Private Placement Warrants
Our sponsor purchased an aggregate of 7,000,000 warrants (the “Private Placement Warrants”) at a price of $1.00 per warrant, or $7,000,000 in the aggregate, in a private placement that occurred simultaneously with the closing of our initial public offering. Each Private Placement Warrant is exercisable to purchase one share of Class A common stock at a price of $11.50 per share, subject to adjustment for stock splits, stock dividends, reorganizations, recapitalizations and the like and for certain issuances of equity or equity-linked securities. Private Placement Warrants may be exercised only for a whole number of shares. The Private Placement Warrants (including the Class A common stock issuable upon exercise of the Private Placement Warrants) may not, subject to certain limited exceptions, be transferred, assigned or sold until 30 days after the completion of our initial business combination.
Second Amended and Restated Forward Purchase Agreement
We have entered into a forward purchase agreement pursuant to which, as amended and restated, Crescent Capital, in its capacity as investment advisor to one or more investment funds or accounts (the “Crescent Funds”), has committed, on behalf of the Crescent Funds, to purchase, subject to the terms and conditions set forth in such agreement as described below, an aggregate of 5,000,000 shares of our Class A common stock and 1,666,6662∕3 warrants for an aggregate purchase price of $50,000,000 in a private placement that will close simultaneously with the closing of our initial business combination. Crescent Capital will allocate such purchase obligation, prior to the announcement of our initial business combination, to a particular Crescent Fund or Crescent Funds or otherwise to third party assignees, subject to compliance with applicable securities laws.
The sale of these securities will, if the relevant conditions are satisfied, result in additional gross proceeds available to us for the consummation of our initial business combination and to pay related fees and expenses. To the extent that we obtain alternative financing to fund our initial business combination, the aggregate commitment under the forward purchase agreement will be reduced by the amount of such alternative financing.

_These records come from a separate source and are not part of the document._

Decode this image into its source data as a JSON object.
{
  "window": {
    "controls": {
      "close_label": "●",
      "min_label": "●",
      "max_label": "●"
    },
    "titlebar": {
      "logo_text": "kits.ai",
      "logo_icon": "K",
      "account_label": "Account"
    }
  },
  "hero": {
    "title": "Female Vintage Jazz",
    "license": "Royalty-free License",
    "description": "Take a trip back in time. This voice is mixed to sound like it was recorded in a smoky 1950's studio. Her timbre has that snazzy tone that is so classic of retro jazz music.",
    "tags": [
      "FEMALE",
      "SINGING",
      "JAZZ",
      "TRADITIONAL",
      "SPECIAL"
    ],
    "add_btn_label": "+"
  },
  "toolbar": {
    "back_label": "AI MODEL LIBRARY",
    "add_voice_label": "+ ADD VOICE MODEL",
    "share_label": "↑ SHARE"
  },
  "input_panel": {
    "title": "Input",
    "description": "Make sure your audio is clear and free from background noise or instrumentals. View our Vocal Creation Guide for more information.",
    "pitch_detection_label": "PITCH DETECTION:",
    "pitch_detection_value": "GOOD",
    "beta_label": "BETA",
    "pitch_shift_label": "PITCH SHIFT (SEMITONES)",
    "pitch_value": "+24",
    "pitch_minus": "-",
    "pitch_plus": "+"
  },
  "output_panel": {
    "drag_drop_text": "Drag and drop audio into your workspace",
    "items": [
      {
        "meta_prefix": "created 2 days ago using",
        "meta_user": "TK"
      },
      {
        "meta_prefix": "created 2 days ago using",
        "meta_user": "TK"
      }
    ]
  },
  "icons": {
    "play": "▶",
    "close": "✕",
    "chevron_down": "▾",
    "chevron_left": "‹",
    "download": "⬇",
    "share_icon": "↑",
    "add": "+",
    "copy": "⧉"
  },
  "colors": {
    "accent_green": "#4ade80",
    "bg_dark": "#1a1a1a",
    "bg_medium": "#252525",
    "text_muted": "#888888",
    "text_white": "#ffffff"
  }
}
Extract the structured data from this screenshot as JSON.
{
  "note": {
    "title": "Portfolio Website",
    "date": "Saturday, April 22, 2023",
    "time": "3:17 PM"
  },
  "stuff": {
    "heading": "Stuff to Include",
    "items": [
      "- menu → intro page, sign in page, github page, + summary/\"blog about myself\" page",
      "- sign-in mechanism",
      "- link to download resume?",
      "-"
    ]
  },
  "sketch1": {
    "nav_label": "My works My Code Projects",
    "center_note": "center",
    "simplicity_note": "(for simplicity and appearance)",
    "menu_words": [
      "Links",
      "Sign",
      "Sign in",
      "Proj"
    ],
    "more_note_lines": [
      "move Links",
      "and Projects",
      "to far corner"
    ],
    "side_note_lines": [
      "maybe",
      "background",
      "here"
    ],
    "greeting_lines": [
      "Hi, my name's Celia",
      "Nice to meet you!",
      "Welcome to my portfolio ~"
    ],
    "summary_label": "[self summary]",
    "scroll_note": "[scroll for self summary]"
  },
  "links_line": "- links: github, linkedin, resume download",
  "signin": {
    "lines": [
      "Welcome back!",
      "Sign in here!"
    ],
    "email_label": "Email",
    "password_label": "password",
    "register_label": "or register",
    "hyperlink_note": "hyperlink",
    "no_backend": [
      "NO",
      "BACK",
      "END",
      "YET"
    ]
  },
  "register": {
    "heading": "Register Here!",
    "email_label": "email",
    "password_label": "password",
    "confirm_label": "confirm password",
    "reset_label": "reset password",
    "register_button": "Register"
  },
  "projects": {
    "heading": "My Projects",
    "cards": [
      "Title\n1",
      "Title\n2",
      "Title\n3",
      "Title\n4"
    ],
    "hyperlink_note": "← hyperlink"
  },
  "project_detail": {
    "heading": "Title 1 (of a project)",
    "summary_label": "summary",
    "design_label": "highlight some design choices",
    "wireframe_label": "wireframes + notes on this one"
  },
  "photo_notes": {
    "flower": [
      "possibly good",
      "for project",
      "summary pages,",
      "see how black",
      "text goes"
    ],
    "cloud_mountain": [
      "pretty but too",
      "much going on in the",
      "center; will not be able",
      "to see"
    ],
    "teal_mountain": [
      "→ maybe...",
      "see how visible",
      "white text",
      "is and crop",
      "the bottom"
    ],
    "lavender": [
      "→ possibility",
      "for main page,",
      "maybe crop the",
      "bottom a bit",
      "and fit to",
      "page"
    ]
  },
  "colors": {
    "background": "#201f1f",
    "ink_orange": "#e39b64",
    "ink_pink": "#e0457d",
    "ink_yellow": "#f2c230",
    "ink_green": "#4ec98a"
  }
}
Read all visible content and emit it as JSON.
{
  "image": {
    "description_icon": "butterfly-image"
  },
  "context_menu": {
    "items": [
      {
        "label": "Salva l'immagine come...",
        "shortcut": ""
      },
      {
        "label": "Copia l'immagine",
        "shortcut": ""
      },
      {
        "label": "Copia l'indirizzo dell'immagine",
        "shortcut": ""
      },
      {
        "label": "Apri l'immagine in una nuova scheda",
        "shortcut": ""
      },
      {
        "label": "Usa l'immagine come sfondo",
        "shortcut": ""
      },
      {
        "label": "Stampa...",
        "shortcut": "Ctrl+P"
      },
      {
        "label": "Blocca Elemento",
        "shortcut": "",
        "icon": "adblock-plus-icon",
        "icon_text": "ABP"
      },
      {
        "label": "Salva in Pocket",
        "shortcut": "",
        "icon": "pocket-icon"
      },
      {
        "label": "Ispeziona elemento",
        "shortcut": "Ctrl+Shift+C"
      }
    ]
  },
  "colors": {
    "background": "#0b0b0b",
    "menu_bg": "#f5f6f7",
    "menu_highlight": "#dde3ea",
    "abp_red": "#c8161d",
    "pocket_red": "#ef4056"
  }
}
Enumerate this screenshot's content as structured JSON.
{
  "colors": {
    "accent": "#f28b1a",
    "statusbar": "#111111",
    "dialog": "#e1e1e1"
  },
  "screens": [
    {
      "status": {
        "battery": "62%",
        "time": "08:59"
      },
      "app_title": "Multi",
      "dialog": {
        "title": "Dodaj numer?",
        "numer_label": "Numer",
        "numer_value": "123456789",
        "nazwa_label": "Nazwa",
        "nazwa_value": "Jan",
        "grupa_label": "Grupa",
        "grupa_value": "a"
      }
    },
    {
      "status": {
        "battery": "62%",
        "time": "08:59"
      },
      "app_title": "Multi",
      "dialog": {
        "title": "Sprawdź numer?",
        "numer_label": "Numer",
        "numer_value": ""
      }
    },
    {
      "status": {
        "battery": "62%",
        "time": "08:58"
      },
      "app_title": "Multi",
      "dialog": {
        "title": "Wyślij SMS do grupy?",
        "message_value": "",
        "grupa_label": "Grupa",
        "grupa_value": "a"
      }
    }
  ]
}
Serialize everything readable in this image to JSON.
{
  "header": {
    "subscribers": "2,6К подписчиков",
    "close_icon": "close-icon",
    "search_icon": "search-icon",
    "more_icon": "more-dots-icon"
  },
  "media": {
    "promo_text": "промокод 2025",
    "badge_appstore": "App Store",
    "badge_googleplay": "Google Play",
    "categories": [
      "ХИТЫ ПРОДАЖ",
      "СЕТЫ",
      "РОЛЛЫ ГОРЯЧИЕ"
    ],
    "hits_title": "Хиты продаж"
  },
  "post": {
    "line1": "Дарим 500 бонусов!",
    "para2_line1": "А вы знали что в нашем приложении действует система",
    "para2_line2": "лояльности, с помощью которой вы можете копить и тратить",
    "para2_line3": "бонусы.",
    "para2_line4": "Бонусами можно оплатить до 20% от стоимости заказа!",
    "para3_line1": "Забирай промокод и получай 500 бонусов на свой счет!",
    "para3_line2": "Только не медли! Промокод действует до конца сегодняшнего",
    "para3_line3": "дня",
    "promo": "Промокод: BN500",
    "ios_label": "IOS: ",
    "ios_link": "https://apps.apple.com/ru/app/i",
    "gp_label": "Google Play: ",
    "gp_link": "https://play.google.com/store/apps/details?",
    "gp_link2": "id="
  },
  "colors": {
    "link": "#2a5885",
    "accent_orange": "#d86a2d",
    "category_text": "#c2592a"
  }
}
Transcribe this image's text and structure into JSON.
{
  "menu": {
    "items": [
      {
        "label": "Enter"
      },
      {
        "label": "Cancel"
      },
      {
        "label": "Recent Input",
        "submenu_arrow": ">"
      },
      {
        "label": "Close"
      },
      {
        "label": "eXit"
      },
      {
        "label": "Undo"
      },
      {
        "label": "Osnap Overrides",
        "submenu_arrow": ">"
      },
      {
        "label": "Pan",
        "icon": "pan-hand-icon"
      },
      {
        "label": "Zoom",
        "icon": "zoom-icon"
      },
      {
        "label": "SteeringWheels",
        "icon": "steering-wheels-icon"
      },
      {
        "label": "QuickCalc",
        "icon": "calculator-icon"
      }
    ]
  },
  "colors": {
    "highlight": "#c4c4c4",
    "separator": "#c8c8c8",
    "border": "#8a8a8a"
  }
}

Crescent Capital will allocate the obligation to purchase the securities to a Crescent Fund if and only if, as applicable: (i) the investment has been approved by the investment committee, board of directors and/or limited partner advisory board of such Crescent Fund; and (ii) the initial business combination shall be consummated with a company engaged in a business that is within the investment objectives, guidelines and restrictions of such Crescent Fund and not in violation of any conflicts of interest provisions applicable to such Crescent Fund or to Crescent Capital. Crescent Capital will not be committed or obligated to purchase any securities pursuant to the forward purchase agreement if none of the Crescent Funds are able to purchase any such securities due to the conditions described above, unless Crescent Capital expressly agrees in writing to do so. The obligations of the purchasers to the securities are, among other things, conditioned on a requirement that such initial business combination is approved by a unanimous vote of the Board.